“Emergent Tool Use From Multi-Agent Autocurricula”, Bowen Baker, Ingmar Kanitscheider, Todor Markov, Yi Wu, Glenn Powell, Bob McGrew, Igor Mordatch2019-09-17 (, , , ; similar)⁠:

Through multi-agent competition, the simple objective of hide-and-seek, and standard reinforcement learning algorithms at scale, we find that agents create a self-supervised autocurriculum inducing multiple distinct rounds of emergent strategy, many of which require sophisticated tool use and coordination.

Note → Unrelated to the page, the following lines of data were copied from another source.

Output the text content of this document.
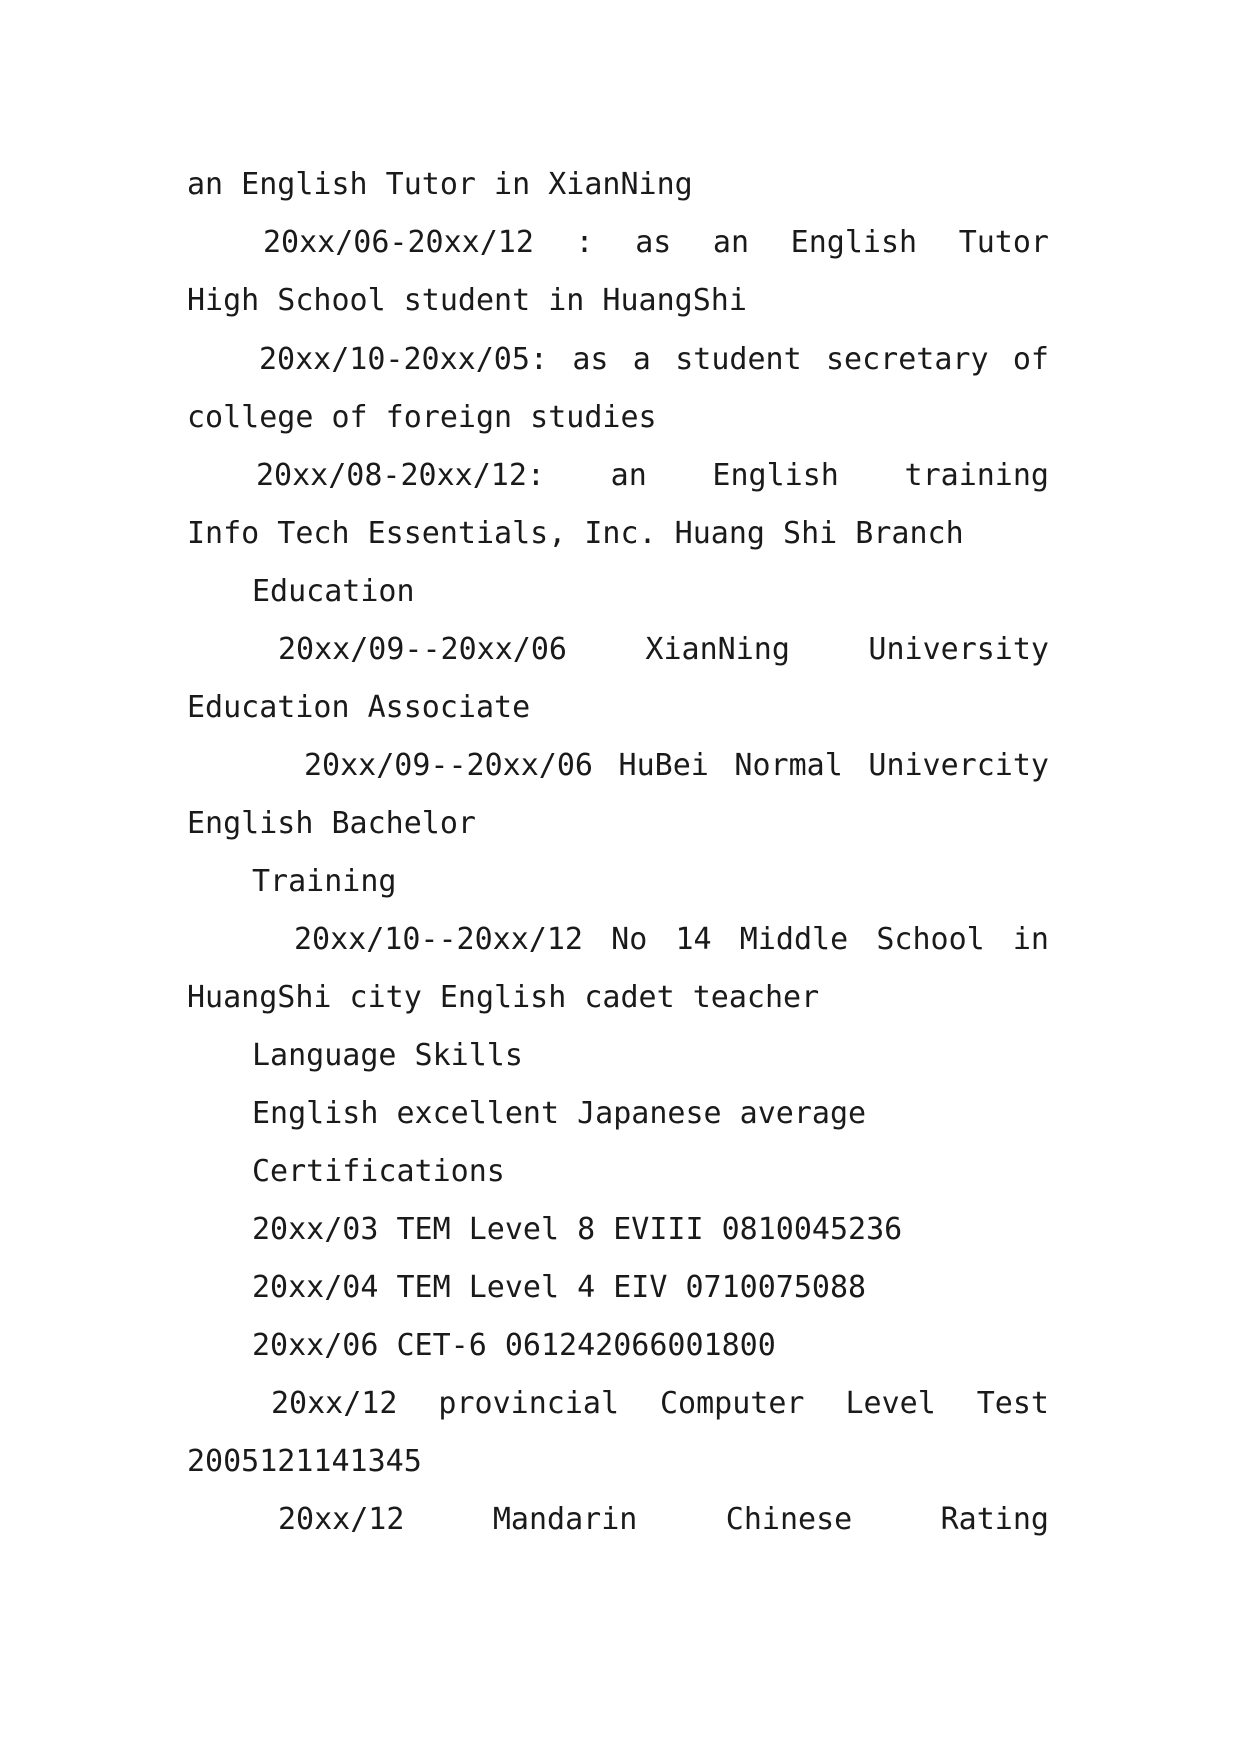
an English Tutor in XianNing
20xx/06-20xx/12 : as an English Tutor
High School student in HuangShi
20xx/10-20xx/05: as a student secretary of
college of foreign studies
20xx/08-20xx/12: an English training
Info Tech Essentials, Inc. Huang Shi Branch
Education
20xx/09--20xx/06 XianNing University
Education Associate
20xx/09--20xx/06 HuBei Normal Univercity
English Bachelor
Training
20xx/10--20xx/12 No 14 Middle School in
HuangShi city English cadet teacher
Language Skills
English excellent Japanese average
Certifications
20xx/03 TEM Level 8 EVIII 0810045236
20xx/04 TEM Level 4 EIV 0710075088
20xx/06 CET-6 061242066001800
20xx/12 provincial Computer Level Test
2005121141345
20xx/12 Mandarin Chinese Rating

We find clear evidence of 6 emergent phases in agent strategy in our environment, each of which creates a new pressure for the opposing team to adapt; for instance, agents learn to build multi-object shelters using movable boxes which in turn leads to agents discovering that they can overcome obstacles using ramps.

We further provide evidence that multi-agent competition may scale better with increasing environment complexity and leads to behavior that centers around far more human-relevant skills than other self-supervised reinforcement learning methods such as intrinsic motivation.

Finally, we propose transfer and fine-tuning as a way to quantitatively evaluate targeted capabilities, and we compare hide-and-seek agents to both intrinsic motivation and random initialization baselines in a suite of domain-specific intelligence tests.